All of the Fillmore Place buildings were occupied as multi-family residences – what were probably termed at the time flat houses (a class above the tenement, a term that was only coming into widespread usage in the 1850s). The patterns of ownership and occupancy in later years very closely match that of the surrounding area of Williamsburg. In the mid-19th century, most of the owners were English, Irish or German, and worked as artisans or were petty merchants. The residents renting apartments on Fillmore Place at this time were of a similar background, usually artisans, clerks and laborers.

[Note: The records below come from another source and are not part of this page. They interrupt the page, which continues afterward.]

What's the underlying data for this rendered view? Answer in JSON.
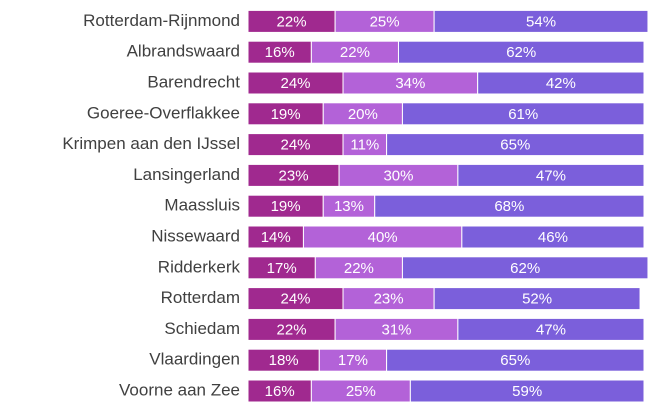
{
  "chart_data": {
    "type": "stacked_bar_horizontal",
    "categories": [
      "Rotterdam-Rijnmond",
      "Albrandswaard",
      "Barendrecht",
      "Goeree-Overflakkee",
      "Krimpen aan den IJssel",
      "Lansingerland",
      "Maassluis",
      "Nissewaard",
      "Ridderkerk",
      "Rotterdam",
      "Schiedam",
      "Vlaardingen",
      "Voorne aan Zee"
    ],
    "xlim": [
      0,
      100
    ],
    "series": [
      {
        "color": "#a0298f",
        "values": [
          22,
          16,
          24,
          19,
          24,
          23,
          19,
          14,
          17,
          24,
          22,
          18,
          16
        ],
        "value_labels": [
          "22%",
          "16%",
          "24%",
          "19%",
          "24%",
          "23%",
          "19%",
          "14%",
          "17%",
          "24%",
          "22%",
          "18%",
          "16%"
        ]
      },
      {
        "color": "#b362d8",
        "values": [
          25,
          22,
          34,
          20,
          11,
          30,
          13,
          40,
          22,
          23,
          31,
          17,
          25
        ],
        "value_labels": [
          "25%",
          "22%",
          "34%",
          "20%",
          "11%",
          "30%",
          "13%",
          "40%",
          "22%",
          "23%",
          "31%",
          "17%",
          "25%"
        ]
      },
      {
        "color": "#7b5fdb",
        "values": [
          54,
          62,
          42,
          61,
          65,
          47,
          68,
          46,
          62,
          52,
          47,
          65,
          59
        ],
        "value_labels": [
          "54%",
          "62%",
          "42%",
          "61%",
          "65%",
          "47%",
          "68%",
          "46%",
          "62%",
          "52%",
          "47%",
          "65%",
          "59%"
        ]
      }
    ]
  }
}
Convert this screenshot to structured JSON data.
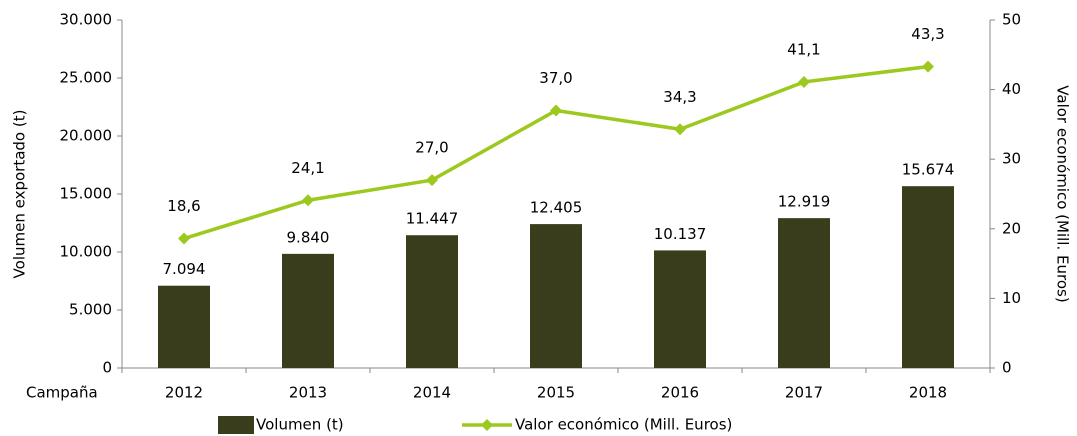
{
  "chart_data": {
    "type": "bar",
    "xlabel": "Campaña",
    "ylabel": "Volumen exportado (t)",
    "y2label": "Valor económico (Mill. Euros)",
    "categories": [
      "2012",
      "2013",
      "2014",
      "2015",
      "2016",
      "2017",
      "2018"
    ],
    "series": [
      {
        "name": "Volumen (t)",
        "type": "bar",
        "color": "#393d1c",
        "values": [
          7094,
          9840,
          11447,
          12405,
          10137,
          12919,
          15674
        ],
        "value_labels": [
          "7.094",
          "9.840",
          "11.447",
          "12.405",
          "10.137",
          "12.919",
          "15.674"
        ]
      },
      {
        "name": "Valor económico (Mill. Euros)",
        "type": "line",
        "axis": "y2",
        "color": "#9dc81e",
        "values": [
          18.6,
          24.1,
          27.0,
          37.0,
          34.3,
          41.1,
          43.3
        ],
        "value_labels": [
          "18,6",
          "24,1",
          "27,0",
          "37,0",
          "34,3",
          "41,1",
          "43,3"
        ]
      }
    ],
    "ylim": [
      0,
      30000
    ],
    "yticks": [
      0,
      {
        "value": 5000,
        "label": "5.000"
      },
      {
        "value": 10000,
        "label": "10.000"
      },
      {
        "value": 15000,
        "label": "15.000"
      },
      {
        "value": 20000,
        "label": "20.000"
      },
      {
        "value": 25000,
        "label": "25.000"
      },
      {
        "value": 30000,
        "label": "30.000"
      }
    ],
    "y2lim": [
      0,
      50
    ],
    "y2ticks": [
      0,
      10,
      20,
      30,
      40,
      50
    ],
    "legend": "bottom"
  }
}
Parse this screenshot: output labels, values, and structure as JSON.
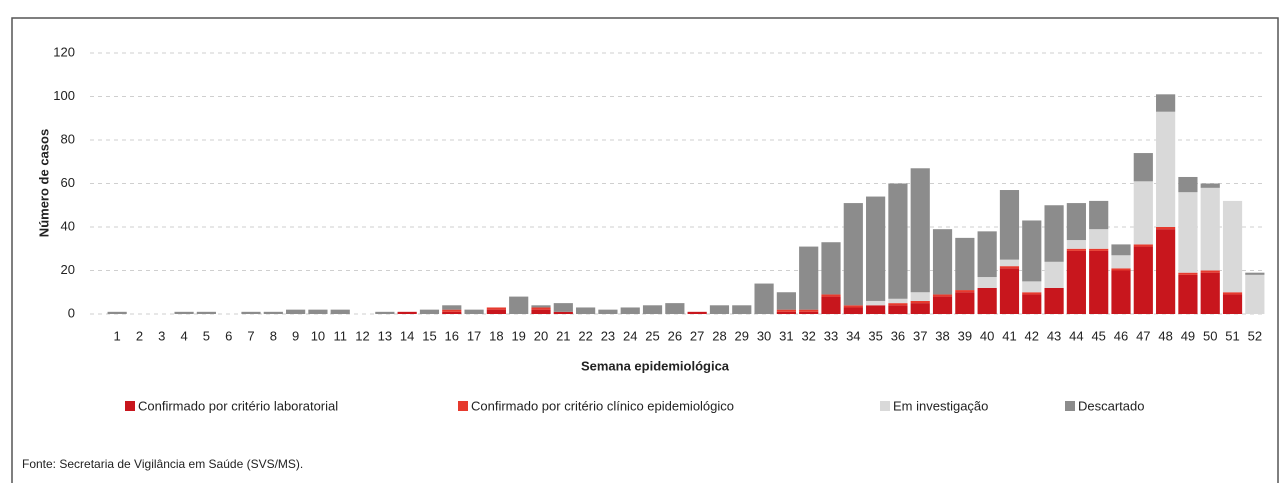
{
  "chart_data": {
    "type": "stacked_bar",
    "y_label": "Número de casos",
    "x_label": "Semana epidemiológica",
    "source": "Fonte: Secretaria de Vigilância em Saúde (SVS/MS).",
    "categories": [
      "1",
      "2",
      "3",
      "4",
      "5",
      "6",
      "7",
      "8",
      "9",
      "10",
      "11",
      "12",
      "13",
      "14",
      "15",
      "16",
      "17",
      "18",
      "19",
      "20",
      "21",
      "22",
      "23",
      "24",
      "25",
      "26",
      "27",
      "28",
      "29",
      "30",
      "31",
      "32",
      "33",
      "34",
      "35",
      "36",
      "37",
      "38",
      "39",
      "40",
      "41",
      "42",
      "43",
      "44",
      "45",
      "46",
      "47",
      "48",
      "49",
      "50",
      "51",
      "52"
    ],
    "series": [
      {
        "name": "Confirmado por critério laboratorial",
        "color": "#c8161d",
        "values": [
          0,
          0,
          0,
          0,
          0,
          0,
          0,
          0,
          0,
          0,
          0,
          0,
          0,
          1,
          0,
          1,
          0,
          2,
          0,
          2,
          1,
          0,
          0,
          0,
          0,
          0,
          1,
          0,
          0,
          0,
          1,
          1,
          8,
          3,
          4,
          4,
          5,
          8,
          10,
          12,
          21,
          9,
          12,
          29,
          29,
          20,
          31,
          39,
          18,
          19,
          9,
          0
        ]
      },
      {
        "name": "Confirmado por critério clínico epidemiológico",
        "color": "#e63a2e",
        "values": [
          0,
          0,
          0,
          0,
          0,
          0,
          0,
          0,
          0,
          0,
          0,
          0,
          0,
          0,
          0,
          1,
          0,
          1,
          0,
          1,
          0,
          0,
          0,
          0,
          0,
          0,
          0,
          0,
          0,
          0,
          1,
          1,
          1,
          1,
          0,
          1,
          1,
          1,
          1,
          0,
          1,
          1,
          0,
          1,
          1,
          1,
          1,
          1,
          1,
          1,
          1,
          0
        ]
      },
      {
        "name": "Em investigação",
        "color": "#d9d9d9",
        "values": [
          0,
          0,
          0,
          0,
          0,
          0,
          0,
          0,
          0,
          0,
          0,
          0,
          0,
          0,
          0,
          0,
          0,
          0,
          0,
          0,
          0,
          0,
          0,
          0,
          0,
          0,
          0,
          0,
          0,
          0,
          0,
          0,
          0,
          0,
          2,
          2,
          4,
          0,
          0,
          5,
          3,
          5,
          12,
          4,
          9,
          6,
          29,
          53,
          37,
          38,
          42,
          18
        ]
      },
      {
        "name": "Descartado",
        "color": "#8c8c8c",
        "values": [
          1,
          0,
          0,
          1,
          1,
          0,
          1,
          1,
          2,
          2,
          2,
          0,
          1,
          0,
          2,
          2,
          2,
          0,
          8,
          1,
          4,
          3,
          2,
          3,
          4,
          5,
          0,
          4,
          4,
          14,
          8,
          29,
          24,
          47,
          48,
          53,
          57,
          30,
          24,
          21,
          32,
          28,
          26,
          17,
          13,
          5,
          13,
          8,
          7,
          2,
          0,
          1
        ]
      }
    ],
    "ylim": [
      0,
      120
    ],
    "yticks": [
      0,
      20,
      40,
      60,
      80,
      100,
      120
    ],
    "grid": true
  }
}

By the late 19th-century there was an increasing representation of Eastern Europeans among the owners and renters. These included Christian and Jewish Poles, Lithuanians, Estonians and Ukrainians. The Jewish residents represented the advance wave of Jewish immigrants who moved from the Lower East Side in large numbers beginning in 1903, with the opening of the Williamsburg Bridge. From that point forward, much of the Southside and South Williamsburg came to be predominantly Jewish. Although the Williamsburg Bridge was certainly the catalyst for large number of Jews relocating to North Brooklyn, the influx of Jews certainly predated the construction of the bridge, as witnessed by the owners and residents of some of Fillmore Place buildings. Many of these earlier Jewish residents worked in the garment trades, as furriers, tailors and cutters.

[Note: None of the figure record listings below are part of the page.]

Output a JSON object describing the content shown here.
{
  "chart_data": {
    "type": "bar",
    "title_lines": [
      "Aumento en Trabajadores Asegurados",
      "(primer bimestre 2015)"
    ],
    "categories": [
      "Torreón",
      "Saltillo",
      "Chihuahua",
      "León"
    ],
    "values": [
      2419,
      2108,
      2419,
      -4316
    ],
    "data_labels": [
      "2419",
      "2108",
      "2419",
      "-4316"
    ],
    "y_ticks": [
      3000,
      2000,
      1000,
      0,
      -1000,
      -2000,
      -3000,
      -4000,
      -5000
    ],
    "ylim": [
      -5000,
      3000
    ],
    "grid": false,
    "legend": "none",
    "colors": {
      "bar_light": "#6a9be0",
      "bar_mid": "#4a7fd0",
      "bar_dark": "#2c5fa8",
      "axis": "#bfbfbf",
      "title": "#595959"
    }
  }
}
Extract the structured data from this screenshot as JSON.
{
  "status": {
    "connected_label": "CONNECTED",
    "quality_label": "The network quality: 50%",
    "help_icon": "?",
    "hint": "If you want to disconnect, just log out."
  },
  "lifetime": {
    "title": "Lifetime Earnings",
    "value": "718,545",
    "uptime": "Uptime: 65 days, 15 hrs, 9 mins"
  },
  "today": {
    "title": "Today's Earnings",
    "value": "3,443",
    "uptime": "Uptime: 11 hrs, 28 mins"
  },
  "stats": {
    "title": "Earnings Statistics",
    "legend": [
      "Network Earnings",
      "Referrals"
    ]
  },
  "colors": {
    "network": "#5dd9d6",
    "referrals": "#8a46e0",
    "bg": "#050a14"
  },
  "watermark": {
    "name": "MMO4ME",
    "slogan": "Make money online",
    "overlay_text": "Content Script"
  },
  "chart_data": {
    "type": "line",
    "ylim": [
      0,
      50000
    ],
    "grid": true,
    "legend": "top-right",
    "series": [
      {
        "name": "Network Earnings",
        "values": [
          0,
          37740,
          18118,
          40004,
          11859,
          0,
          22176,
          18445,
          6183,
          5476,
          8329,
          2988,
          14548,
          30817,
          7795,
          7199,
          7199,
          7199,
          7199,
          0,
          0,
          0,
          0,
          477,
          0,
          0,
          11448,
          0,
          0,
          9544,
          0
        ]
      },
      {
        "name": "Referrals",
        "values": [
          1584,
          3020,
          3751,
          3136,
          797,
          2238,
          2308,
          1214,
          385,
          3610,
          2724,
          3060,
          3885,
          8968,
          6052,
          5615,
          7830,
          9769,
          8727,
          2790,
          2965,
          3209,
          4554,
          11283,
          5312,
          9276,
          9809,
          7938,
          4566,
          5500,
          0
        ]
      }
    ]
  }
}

The Christian immigrants from Eastern Europe tended to settle in the Northside, with Grand Street seeming to be the soft dividing line between what was becoming Baltic and Polish Williamsburg to the north and Eastern European Jewish Williamsburg to the south. Through 20th century, Fillmore Place continued to attract Baltic and Polish émigrés. Beginning in the 1930s, Hispanic names begin to appear in the conveyance and directory records, reflecting the influx of Puerto Rican transplants. Over time, Southside Williamsburg would come to be one of the largest centers of Puerto Ricans in New York City, a demographic heavily reflected in Fillmore Place.1
Throughout most of its history, the Fillmore Place houses have been a combination of owner-occupied and rental housing. Some of the houses were owned by absentee landlords and rented out entirely, while most were owner-occupied with portions of the houses rented out. In a few cases, the houses appear to have been entirely owner occupied.
Many of the Fillmore Place property owners owned multiple houses on the block. This was the case in the early years of development, when speculators bought multiple properties from Clock & Miller. In the late 19th century and early 20th century, William Dailey bought up numerous properties. On his death circa 1929, Daily owned at least four houses on Fillmore Place.

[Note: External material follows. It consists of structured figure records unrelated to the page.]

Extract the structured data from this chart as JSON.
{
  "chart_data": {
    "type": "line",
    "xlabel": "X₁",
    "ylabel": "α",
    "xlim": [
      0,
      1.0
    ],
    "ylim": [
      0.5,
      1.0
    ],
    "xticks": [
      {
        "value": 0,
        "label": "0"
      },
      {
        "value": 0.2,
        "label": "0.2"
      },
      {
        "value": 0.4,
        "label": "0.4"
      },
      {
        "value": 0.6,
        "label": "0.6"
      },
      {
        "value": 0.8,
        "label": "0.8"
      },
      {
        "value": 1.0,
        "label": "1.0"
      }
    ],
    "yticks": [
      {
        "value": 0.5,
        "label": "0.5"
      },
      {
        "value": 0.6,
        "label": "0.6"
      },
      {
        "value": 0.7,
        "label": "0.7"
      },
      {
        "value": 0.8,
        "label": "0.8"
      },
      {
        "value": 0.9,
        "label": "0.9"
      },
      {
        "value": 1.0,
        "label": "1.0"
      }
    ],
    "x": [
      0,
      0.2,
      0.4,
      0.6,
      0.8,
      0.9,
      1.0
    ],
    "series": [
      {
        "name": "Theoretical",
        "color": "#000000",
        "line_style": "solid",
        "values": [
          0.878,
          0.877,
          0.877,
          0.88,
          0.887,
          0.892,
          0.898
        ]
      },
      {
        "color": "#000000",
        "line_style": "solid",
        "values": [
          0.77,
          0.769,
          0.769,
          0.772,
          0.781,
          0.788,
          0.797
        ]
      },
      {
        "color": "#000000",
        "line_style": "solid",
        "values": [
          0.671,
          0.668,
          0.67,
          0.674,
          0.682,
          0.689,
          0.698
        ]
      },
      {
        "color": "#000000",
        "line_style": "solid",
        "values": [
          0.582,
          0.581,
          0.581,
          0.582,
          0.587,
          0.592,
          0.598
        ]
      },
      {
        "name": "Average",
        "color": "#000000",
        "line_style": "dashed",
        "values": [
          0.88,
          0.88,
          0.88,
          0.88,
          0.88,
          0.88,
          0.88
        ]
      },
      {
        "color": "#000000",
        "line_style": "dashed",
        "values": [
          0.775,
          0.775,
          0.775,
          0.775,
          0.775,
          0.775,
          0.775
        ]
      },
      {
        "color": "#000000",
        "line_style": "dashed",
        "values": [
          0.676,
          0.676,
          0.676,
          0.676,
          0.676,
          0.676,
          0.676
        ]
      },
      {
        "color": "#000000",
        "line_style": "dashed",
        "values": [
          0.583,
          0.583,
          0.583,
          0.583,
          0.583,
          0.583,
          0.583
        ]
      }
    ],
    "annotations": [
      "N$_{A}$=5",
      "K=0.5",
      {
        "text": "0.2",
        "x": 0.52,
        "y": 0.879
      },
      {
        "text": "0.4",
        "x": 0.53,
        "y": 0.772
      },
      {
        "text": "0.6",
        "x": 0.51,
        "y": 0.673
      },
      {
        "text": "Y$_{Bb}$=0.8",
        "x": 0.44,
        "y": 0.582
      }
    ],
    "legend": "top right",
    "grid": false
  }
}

- 1One of the major impetuses for the movement of Puerto Ricans to New York City was the displacement of tenant farmers on the island that came about as a result of American Sugar and other sugar refining companies buying up large tracts of land and turning them over to sugar cane. Ironically, many of these displaced farmers wound up on the Southside working at the American Sugar’s Kent Avenue refinery, one of the largest sugar refineries in the world.